Why SharePoint Repository Services Rocks
This is the product that Andrew has been hinting at for a long time on his blog. It uses External Blob Storage (EBS) to intercept content being stored in the SQL Server database and places it in the Documentum Content Server. The most important details of this product are that it has ZERO impact on the user interface and is completely independent of any customizations that may be made to SharePoint by the organization.
It is only a point-forward solution, but if your SharePoint system is still functional and not bogging down, it can keep it that way. A backup-and-restore of your SharePoint site can get things moved into Documentum, but that should only be done by experienced people. I’ve yet to meet anyone who considers such a procedure routine, so it should only be done if necessary to take a SharePoint site that is suffering from too much content and get it all into Documentum.

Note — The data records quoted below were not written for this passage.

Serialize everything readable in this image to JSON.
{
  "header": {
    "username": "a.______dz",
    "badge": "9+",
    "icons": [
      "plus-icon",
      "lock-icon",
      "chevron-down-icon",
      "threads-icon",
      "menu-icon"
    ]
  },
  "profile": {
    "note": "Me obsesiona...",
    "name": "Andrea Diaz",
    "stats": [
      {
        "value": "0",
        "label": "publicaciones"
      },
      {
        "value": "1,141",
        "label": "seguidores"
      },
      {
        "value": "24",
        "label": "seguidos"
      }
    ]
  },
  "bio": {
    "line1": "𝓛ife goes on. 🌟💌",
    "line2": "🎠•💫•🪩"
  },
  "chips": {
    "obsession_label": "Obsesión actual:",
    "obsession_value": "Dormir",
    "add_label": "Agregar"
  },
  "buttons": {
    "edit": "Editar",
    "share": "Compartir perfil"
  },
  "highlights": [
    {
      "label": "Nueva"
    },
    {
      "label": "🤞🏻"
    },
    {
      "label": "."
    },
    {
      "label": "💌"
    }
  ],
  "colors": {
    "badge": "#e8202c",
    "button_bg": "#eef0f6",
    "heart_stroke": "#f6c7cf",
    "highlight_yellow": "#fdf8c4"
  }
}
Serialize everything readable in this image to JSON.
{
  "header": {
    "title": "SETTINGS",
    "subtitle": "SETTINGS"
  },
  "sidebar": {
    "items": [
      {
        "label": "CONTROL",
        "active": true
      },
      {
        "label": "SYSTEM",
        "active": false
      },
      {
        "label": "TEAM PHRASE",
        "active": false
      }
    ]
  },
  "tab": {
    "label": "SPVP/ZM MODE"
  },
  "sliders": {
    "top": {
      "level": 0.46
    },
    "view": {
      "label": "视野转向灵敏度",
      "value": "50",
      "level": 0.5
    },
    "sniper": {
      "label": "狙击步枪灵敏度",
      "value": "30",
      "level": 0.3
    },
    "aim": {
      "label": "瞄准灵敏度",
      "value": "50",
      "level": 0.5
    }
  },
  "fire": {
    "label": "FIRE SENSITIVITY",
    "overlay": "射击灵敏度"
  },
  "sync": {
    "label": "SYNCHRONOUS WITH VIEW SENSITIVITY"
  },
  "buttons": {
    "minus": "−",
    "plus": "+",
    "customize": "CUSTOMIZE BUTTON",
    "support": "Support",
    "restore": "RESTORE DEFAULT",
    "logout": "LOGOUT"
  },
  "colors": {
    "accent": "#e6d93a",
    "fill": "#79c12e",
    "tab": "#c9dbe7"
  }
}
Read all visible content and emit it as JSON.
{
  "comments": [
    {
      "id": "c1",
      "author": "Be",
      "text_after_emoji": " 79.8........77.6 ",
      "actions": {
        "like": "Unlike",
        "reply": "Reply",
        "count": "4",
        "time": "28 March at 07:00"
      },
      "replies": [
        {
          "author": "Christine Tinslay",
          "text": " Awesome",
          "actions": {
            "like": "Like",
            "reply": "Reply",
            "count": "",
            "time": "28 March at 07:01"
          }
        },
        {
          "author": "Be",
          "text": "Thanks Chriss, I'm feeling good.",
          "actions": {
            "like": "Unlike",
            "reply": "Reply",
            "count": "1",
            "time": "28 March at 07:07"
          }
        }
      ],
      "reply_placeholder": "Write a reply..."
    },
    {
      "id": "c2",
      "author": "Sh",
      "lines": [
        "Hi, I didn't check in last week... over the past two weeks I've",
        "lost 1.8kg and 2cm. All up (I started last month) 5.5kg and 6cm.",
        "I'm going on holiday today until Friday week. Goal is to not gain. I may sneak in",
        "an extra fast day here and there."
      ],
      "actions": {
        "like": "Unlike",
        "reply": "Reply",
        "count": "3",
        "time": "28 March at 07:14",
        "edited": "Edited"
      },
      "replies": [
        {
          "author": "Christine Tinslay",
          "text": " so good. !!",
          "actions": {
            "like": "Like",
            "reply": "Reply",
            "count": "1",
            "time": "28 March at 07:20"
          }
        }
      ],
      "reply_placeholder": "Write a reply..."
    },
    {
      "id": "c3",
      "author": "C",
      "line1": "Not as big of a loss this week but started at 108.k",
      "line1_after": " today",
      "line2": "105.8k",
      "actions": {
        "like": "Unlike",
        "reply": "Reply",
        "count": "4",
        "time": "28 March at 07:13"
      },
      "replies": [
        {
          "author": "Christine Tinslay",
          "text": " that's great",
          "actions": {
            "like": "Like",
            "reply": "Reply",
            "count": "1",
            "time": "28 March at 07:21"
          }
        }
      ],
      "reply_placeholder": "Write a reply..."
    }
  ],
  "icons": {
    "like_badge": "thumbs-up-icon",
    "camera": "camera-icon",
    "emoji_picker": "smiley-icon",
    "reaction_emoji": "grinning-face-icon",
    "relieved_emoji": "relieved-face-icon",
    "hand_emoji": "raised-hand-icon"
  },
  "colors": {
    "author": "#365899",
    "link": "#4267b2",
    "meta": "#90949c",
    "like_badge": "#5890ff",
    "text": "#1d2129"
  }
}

Now there are a couple of flaws, like SharePoint versions being stored as separate documents in the Content Server, but is just one way that things aren’t as simple as they seem. This flaw is going to be addressed in a future release and only exists due to some fun complexities in how SharePoint manages versions. It does lead to some other issues.
Where the Solution Falls Down
So here is the basic problem, or problems. All of that content can’t really be interacted with through many normal Content Server based interactions. Oh, there are some basic things you can do, but you can’t change the security and I suspect the ability to create new versions within Documentum and having them appear in SharePoint may be tricky.
Don’t forget that a versioned document in SharePoint spawns multiple objects in the Documentum Repository. That makes some actions difficult.
Of more importance is the fact that you can’t start declaring records directly from the SharePoint Document Library or see documents within SharePoint that originate from within Documentum. You can do those things using Content Services, but that is a Web Part and IS something different for the users to use.
And don’t get Chris Campbell or I started on the lack of any workflow interfaces in the solution as a whole, but that is another post.
What Can Be Done?
Um…Nothing? I’m not sure what can be done. This is a very complicated problem. To make things work in a way that will be seamless to the user while enabling all the requisite functionality is going to require a much more intrusive SharePoint customization process. To complicate things, SharePoint 2010 is on the horizon with its 64-bit architecture and CMIS support. What that will mean to users is unknown at this point. What it means to developers of SharePoint solutions is that they should be careful to not invest too heavily in items that won’t carry forward into SP 2010 readily. Web parts are probably good, and probably EBS, but everything else is risky.
These are still two different systems and nothing in the near term is going to change that for anyone. Content Services for SharePoint may be a decent client into Documentum, but it ignores existing SharePoint Document Libraries and is not the perfectly seamless answer. Repository Services is a great way to add some advanced ECM services behind the scenes of SharePoint, but it has several limits.
The problem is we need both, and in a way that inter-operates well. After a few years of watching many different vendors attempt this, I’m not sure if it is even technically possible given the constraints of integrating into SharePoint. EMC is moving in the right direction, but I’m not sure the desired state is possible.
Any bets on whether or not SharePoint 2010 will make this all easier? I know which way I’d bet.